3. Knead by flattening the dough out, folding it over, stretching it out and so on and so forth. Once the dough is smooth either leave it, covered with a dry tea towel, for an hour or so, or go straight to step 4.

4. Without knocking it back (that is; kneading a couple of times), form the dough into a round bap shape. Have plenty of flour to hand and scatter flour over the dough and worktop. With a rolling pin, roll it into a circle around  25-30cm (10-12”) across. Keep turning the dough around and refreshing the flour. The dough should slide on the flour.

5. Cover the base with a layer of BBQ sauce, then place the slices of potato all over the pizza and sprinkle cheese over the top followed by the mushrooms and oregano, and leave to rise - on your worktop is fine.
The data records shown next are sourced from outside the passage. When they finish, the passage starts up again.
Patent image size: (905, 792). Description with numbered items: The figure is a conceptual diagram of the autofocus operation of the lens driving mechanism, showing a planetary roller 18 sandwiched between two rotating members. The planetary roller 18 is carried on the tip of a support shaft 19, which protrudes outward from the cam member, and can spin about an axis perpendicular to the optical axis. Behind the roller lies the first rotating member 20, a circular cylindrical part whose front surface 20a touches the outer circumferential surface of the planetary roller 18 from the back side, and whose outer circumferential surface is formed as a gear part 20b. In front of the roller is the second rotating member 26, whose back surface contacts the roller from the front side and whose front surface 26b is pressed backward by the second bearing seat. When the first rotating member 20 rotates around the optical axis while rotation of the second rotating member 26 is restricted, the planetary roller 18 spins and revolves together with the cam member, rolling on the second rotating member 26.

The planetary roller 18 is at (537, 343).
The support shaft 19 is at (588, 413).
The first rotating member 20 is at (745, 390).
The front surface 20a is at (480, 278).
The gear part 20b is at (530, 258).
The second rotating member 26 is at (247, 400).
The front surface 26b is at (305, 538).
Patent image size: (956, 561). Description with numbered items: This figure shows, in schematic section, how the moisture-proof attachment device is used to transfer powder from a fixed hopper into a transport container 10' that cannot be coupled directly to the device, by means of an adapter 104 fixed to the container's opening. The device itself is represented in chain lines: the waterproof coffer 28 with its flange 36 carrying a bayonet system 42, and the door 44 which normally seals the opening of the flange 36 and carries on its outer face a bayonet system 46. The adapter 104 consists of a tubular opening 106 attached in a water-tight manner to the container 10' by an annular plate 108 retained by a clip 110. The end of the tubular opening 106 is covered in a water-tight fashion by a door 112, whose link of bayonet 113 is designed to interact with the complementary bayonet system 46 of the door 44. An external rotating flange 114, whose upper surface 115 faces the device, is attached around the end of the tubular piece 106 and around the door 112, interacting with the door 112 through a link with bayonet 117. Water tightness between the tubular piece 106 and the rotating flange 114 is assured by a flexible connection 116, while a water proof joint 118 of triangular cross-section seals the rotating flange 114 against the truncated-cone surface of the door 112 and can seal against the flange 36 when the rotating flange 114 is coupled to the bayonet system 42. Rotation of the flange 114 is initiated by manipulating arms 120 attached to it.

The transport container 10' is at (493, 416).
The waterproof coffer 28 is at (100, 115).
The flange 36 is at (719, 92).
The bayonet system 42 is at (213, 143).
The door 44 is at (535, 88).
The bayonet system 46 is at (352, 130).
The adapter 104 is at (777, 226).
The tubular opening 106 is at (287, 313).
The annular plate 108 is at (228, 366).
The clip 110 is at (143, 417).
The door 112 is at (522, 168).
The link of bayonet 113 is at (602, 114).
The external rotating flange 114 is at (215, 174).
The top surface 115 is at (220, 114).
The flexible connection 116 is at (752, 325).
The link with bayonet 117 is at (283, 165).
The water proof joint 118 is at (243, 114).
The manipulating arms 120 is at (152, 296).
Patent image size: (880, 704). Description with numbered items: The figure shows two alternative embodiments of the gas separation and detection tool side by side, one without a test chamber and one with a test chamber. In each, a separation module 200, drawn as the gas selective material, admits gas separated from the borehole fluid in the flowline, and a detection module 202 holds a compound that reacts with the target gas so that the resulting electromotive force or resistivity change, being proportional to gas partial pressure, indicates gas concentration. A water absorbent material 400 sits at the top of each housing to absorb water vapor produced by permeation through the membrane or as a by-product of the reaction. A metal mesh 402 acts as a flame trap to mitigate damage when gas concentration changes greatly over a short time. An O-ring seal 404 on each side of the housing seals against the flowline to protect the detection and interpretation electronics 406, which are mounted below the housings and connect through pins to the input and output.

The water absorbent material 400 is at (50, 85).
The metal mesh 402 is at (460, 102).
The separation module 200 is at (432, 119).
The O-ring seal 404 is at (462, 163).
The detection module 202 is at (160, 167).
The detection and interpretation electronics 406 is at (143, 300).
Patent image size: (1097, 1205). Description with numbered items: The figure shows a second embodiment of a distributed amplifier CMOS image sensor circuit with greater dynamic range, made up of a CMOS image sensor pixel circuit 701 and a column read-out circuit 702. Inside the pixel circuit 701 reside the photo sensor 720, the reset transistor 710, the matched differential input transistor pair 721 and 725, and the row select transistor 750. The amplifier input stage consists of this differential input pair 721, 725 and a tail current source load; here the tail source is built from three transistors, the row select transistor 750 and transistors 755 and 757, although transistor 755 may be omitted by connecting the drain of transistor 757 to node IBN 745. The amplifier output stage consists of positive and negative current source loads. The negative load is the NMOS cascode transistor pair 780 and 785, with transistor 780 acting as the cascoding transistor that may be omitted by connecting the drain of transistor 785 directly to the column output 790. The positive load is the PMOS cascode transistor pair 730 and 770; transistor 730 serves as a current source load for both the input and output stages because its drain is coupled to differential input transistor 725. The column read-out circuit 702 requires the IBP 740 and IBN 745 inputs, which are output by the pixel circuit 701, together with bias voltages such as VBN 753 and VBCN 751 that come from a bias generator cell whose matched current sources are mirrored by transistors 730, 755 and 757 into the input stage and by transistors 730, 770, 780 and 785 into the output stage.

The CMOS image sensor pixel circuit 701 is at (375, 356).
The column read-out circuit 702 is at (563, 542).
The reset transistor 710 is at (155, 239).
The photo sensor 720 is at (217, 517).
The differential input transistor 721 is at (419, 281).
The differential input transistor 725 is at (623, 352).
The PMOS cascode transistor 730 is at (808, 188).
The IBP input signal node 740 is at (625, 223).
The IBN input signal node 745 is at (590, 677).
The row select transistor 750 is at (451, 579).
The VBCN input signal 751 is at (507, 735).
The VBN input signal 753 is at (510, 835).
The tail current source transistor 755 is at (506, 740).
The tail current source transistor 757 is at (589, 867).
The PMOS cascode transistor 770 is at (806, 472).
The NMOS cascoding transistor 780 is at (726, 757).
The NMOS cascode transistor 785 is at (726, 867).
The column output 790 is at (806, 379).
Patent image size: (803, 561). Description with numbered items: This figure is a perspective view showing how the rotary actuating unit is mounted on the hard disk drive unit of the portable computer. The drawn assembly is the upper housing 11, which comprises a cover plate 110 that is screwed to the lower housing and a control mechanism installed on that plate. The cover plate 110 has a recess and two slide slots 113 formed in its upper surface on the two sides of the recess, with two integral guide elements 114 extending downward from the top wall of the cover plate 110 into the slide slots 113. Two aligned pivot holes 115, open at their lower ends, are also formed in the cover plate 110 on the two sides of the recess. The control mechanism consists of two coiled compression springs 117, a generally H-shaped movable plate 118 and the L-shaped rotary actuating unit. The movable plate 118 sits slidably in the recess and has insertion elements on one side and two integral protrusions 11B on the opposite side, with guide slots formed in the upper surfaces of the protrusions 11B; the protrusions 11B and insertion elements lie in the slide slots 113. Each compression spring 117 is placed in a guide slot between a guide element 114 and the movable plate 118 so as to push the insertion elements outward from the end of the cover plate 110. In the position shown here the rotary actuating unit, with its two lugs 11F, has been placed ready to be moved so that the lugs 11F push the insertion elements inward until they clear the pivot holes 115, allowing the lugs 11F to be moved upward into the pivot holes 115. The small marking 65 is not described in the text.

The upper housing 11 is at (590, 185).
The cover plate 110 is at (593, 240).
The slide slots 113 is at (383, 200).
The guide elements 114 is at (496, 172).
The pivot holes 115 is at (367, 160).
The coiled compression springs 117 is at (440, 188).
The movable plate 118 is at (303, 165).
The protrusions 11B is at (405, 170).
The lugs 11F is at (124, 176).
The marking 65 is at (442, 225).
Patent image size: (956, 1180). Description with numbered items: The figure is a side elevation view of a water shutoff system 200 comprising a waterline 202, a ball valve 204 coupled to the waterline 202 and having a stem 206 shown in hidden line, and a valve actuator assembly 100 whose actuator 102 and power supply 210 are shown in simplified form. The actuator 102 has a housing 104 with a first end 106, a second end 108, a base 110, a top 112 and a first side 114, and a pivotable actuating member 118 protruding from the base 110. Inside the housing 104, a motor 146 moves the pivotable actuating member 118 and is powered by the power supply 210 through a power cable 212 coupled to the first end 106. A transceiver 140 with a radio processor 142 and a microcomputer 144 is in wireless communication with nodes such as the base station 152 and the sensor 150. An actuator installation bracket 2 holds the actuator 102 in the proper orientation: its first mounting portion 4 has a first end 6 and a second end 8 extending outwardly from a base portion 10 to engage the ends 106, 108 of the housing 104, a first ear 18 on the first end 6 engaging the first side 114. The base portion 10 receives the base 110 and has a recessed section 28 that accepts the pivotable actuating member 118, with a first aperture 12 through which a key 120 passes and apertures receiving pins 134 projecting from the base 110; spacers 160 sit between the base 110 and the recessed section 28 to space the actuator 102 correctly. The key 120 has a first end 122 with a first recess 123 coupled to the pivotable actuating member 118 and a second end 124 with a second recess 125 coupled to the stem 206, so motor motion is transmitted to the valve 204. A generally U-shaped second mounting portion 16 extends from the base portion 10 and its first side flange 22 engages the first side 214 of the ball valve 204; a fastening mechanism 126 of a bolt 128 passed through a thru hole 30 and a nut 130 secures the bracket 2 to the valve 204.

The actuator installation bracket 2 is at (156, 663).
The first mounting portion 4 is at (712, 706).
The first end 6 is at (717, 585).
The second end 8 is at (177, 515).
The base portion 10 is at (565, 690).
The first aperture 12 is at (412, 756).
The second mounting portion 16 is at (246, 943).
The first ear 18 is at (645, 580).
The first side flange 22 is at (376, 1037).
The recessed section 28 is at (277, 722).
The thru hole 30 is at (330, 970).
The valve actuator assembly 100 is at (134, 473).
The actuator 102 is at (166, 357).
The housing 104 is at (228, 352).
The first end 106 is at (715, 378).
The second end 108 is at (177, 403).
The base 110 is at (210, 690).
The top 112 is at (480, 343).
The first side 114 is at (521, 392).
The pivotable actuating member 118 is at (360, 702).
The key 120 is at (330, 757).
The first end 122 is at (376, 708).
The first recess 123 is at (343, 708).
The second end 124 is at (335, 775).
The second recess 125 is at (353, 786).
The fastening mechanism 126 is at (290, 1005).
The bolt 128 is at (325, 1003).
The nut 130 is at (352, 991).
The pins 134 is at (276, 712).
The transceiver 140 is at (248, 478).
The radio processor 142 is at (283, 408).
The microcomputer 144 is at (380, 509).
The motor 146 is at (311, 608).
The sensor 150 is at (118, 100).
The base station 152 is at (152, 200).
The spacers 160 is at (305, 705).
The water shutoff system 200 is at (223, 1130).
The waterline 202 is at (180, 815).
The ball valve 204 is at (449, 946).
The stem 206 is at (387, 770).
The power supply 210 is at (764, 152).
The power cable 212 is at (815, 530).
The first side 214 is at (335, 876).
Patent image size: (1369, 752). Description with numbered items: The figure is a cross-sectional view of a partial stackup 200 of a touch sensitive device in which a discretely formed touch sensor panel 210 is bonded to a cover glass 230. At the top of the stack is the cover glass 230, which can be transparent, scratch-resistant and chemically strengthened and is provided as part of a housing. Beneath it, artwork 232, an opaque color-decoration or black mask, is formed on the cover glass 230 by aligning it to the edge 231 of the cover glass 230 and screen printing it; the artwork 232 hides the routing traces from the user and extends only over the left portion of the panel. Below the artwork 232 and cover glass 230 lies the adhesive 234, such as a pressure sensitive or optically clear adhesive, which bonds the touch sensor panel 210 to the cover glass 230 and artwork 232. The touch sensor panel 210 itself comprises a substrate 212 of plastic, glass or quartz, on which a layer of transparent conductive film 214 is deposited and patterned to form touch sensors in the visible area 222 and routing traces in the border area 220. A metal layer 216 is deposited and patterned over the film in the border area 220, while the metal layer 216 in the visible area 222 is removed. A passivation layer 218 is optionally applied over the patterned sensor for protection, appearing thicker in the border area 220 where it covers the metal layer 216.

6. When the dough at the edge of the pizza has become puffy, place in a hot oven, 220C, 425F or gas mark 7 for 15-20 minutes. When they're done the pizza will lift up all along one side when you check underneath, using a palette knife or similar. The bottom should be browning from the edges.
      Notes:
      To get a crisp bottom to the pizzas, there are several things you can do:
      • Make sure you keep the wet topping away from the edges – and don’t overload the pizza;
      • Have a heavy metal tray at the bottom of the oven to use as a pizza stone. If you do this, have your pizzas on baking parchment on an up-turned tray – then you can just slide the pizzas into the oven.
      • Finish them off in a large, dry, frying pan.